Industrial effluents are complex mixtures of pollutants that threaten freshwater ecosystems, and Daphnia magna (water fleas) are an established model for aquatic toxicity testing. Using a systematic review (PRISMA) of existing D. magna studies on industrial wastewater toxicity, we compiled acute, chronic, and sublethal endpoint data. Twenty-four studies were selected based on the inclusion criteria, highlighting various sectors (textiles, pharmaceutical, leather tanning, and pulp/paper) and exposure periods (24-216 h). To allow for cross-study comparisons, all endpoints reported as LC50/EC50 were standardized into toxic units (TUs).
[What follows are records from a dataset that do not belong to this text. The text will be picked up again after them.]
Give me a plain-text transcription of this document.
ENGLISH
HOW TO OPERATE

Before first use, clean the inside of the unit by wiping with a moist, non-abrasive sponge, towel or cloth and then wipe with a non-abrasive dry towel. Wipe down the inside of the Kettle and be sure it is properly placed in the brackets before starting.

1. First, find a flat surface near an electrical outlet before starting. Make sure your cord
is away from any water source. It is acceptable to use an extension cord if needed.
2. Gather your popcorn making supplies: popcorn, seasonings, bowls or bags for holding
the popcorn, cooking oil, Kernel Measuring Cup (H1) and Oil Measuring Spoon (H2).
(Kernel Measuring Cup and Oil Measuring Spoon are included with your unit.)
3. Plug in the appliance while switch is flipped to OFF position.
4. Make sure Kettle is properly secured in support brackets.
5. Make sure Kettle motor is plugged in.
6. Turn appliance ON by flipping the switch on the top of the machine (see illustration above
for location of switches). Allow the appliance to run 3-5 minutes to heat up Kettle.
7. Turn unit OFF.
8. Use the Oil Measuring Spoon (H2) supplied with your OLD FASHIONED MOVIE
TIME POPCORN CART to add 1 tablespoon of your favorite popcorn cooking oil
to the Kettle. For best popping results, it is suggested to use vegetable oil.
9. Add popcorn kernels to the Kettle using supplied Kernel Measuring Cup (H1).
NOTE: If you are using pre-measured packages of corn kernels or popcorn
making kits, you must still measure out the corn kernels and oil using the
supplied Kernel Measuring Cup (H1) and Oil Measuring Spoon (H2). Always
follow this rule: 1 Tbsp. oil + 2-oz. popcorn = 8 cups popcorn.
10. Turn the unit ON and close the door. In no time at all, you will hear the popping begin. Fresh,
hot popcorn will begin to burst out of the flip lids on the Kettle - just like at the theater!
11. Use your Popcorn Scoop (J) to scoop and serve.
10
Most effluents were highly toxic, with more than 50% of discharges exhibiting LC50 values below 10%, indicating high acute toxicity. In a meta-analytic ranking, veterinary pharmaceuticals and alcohol effluents were among the most toxic to D. magna, whereas textile effluents were less severe. Few studies tested exposures for longer than 48 h; long-term assays suggest that even modest effluents severely affect D. magna reproduction, growth, behavior, and mobility upon chronic exposure. Overall, this systematic review provides a comparative risk ranking of industrial sectors. These results indicate that current effluent regulations, based primarily on short-term LC50 thresholds, do not adequately predict ecological risk to aquatic invertebrates. We thus recommend that whole effluent toxicity (WET) tests include chronic and multi-endpoint evaluations and that more stringent effluent controls be established for the most toxic sectors.

PMID:
42444416
Bibliographic data and abstract were imported from PubMed on 14 Jul 2026.